The uncomfortable truth is that the NHS often functions best where ministers exert the least day-to-day control.
The danger is that politicians kill the golden goose: dismantling the very model that quietly sustained British general practice for decades.
That same instinct towards centralisation also shaped Streeting’s approach to NHS management itself.
He embraced the increasingly fashionable political obsession with attacking NHS “management” and “bureaucracy”. His flagship decision to abolish NHS England certainly turned heads… and chopped plenty of them too.
But healthcare systems do not become simpler simply because politicians announce redundancy programmes.
Even the Department of Health and Social Care admitted NHS restructuring redundancy costs could exceed £1 billion, raising the obvious question: will taxpayers simply fund huge payouts only for many of the same functions and personnel to quietly reappear elsewhere under tighter ministerial control?
The NHS does not suffer from too much local leadership.

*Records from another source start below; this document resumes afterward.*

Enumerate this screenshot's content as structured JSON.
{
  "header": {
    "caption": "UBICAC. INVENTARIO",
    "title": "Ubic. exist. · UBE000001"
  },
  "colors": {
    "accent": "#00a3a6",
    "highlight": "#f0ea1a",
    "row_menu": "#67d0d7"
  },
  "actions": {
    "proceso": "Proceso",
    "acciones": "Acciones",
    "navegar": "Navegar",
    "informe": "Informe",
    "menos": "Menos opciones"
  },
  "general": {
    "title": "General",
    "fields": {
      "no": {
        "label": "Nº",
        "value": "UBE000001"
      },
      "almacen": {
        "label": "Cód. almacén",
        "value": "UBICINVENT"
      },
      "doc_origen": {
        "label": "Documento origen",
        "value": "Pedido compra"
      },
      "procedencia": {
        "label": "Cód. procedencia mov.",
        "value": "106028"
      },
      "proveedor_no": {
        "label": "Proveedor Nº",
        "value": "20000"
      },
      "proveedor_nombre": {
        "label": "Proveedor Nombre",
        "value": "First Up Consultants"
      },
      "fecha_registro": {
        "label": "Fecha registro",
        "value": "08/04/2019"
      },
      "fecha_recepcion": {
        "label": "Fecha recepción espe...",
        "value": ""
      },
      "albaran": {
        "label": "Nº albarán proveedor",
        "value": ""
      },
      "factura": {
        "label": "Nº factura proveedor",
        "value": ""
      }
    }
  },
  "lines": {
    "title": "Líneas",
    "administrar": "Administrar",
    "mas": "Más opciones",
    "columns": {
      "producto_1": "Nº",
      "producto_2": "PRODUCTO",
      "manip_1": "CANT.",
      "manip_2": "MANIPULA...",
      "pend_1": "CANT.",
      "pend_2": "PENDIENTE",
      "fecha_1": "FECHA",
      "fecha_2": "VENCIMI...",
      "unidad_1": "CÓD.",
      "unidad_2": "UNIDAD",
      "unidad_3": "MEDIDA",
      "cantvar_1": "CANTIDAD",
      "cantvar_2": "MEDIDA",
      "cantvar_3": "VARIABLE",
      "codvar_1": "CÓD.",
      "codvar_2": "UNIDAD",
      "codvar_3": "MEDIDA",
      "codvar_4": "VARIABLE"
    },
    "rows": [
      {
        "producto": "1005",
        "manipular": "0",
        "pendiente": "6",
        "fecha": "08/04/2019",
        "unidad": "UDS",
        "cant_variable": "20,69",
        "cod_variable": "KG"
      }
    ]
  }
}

It suffers from too much political churn, constant restructuring, and the belief that Whitehall can reorganise its way to better healthcare.
Ultimately, Streeting’s poor relationship with large parts of the medical profession may prove one of the defining failures of his tenure.
The scale of that breakdown was shown bluntly on his final day in office, when GP leaders openly voted to explore whether general practice should move towards a model akin to dentistry, something not long ago would have been politically unthinkable.
For decades Labour warned that Conservatives would privatise the NHS. Yet Wes Streeting may ultimately be remembered as the Health Secretary who convinced growing numbers of GP practices that the traditional NHS model is no longer sustainable – accelerating general practice’s drift towards private healthcare.